More recently, Lynn was the brainchild behind Foundation Earth, a non-profit, international organisation intended to reduce the environmental impact of the global food and drink industry.
It certifies the sustainability credentials of products from participating businesses and displays an ‘Eco Impact’ rating on the front of the food packaging. Foundation Earth hopes to drive more environmentally aware behaviour in consumers, food manufacturers and retailers.
Professor Chris Elliott, founder of IGFS at Queen's and chair of the scientific advisory committee at Foundation Earth, said the scholarship was a fitting way to honour the memory of Denis Lynn.
He said: “Denis was one of the most innovative food producers I have ever known. He didn't just care about food - he cared deeply about the environment and was always trying to change how food is farmed and processed to improve planetary, as well as human, health.

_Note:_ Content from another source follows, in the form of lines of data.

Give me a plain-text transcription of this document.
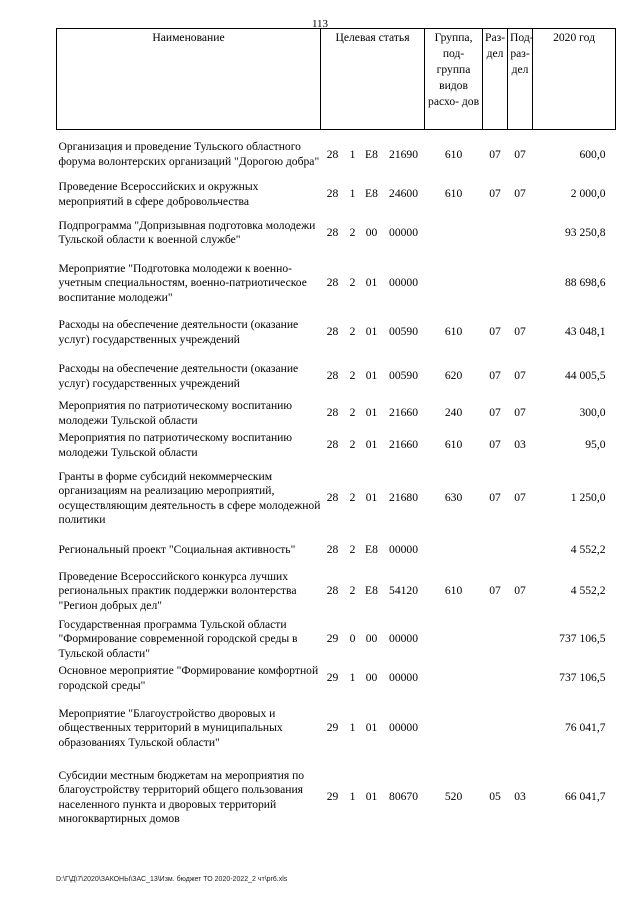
113
Наименование	Целевая статья				Группа, под- группа видов расхо- дов	Раз- дел	Под- раз- дел	2020 год
Организация и проведение Тульского областного форума волонтерских организаций "Дорогою добра"	28	1	E8	21690	610	07	07	600,0
Проведение Всероссийских и окружных мероприятий в сфере добровольчества	28	1	E8	24600	610	07	07	2 000,0
Подпрограмма "Допризывная подготовка молодежи Тульской области к военной службе"	28	2	00	00000				93 250,8
Мероприятие "Подготовка молодежи к военно-учетным специальностям, военно-патриотическое воспитание молодежи"	28	2	01	00000				88 698,6
Расходы на обеспечение деятельности (оказание услуг) государственных учреждений	28	2	01	00590	610	07	07	43 048,1
Расходы на обеспечение деятельности (оказание услуг) государственных учреждений	28	2	01	00590	620	07	07	44 005,5
Мероприятия по патриотическому воспитанию молодежи Тульской области	28	2	01	21660	240	07	07	300,0
Мероприятия по патриотическому воспитанию молодежи Тульской области	28	2	01	21660	610	07	03	95,0
Гранты в форме субсидий некоммерческим организациям на реализацию мероприятий, осуществляющим деятельность в сфере молодежной политики	28	2	01	21680	630	07	07	1 250,0
Региональный проект "Социальная активность"	28	2	E8	00000				4 552,2
Проведение Всероссийского конкурса лучших региональных практик поддержки волонтерства "Регион добрых дел"	28	2	E8	54120	610	07	07	4 552,2
Государственная программа Тульской области "Формирование современной городской среды в Тульской области"	29	0	00	00000				737 106,5
Основное мероприятие "Формирование комфортной городской среды"	29	1	00	00000				737 106,5
Мероприятие "Благоустройство дворовых и общественных территорий в муниципальных образованиях Тульской области"	29	1	01	00000				76 041,7
Субсидии местным бюджетам на мероприятия по благоустройству территорий общего пользования населенного пункта и дворовых территорий многоквартирных домов	29	1	01	80670	520	05	03	66 041,7
D:\Г\Д\7\2020\ЗАКОНЫ\ЗАС_13\Изм. бюджет ТО 2020-2022_2 чт\pr6.xls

“I believe the Foundation Earth labelling scheme will allow consumers to make much more informed choices about the carbon footprint of food we are buying - this is something consumers very much want to know.
“We still have a long way to go, but through initiatives like this scholarship, we move closer to a food system that works in harmony with nature and fully respects our planet. We are delighted here at IGFS and Queen's to be part of such a scheme and extend our thanks to Finnebrogue and the Lynn family for their generosity and support for students.”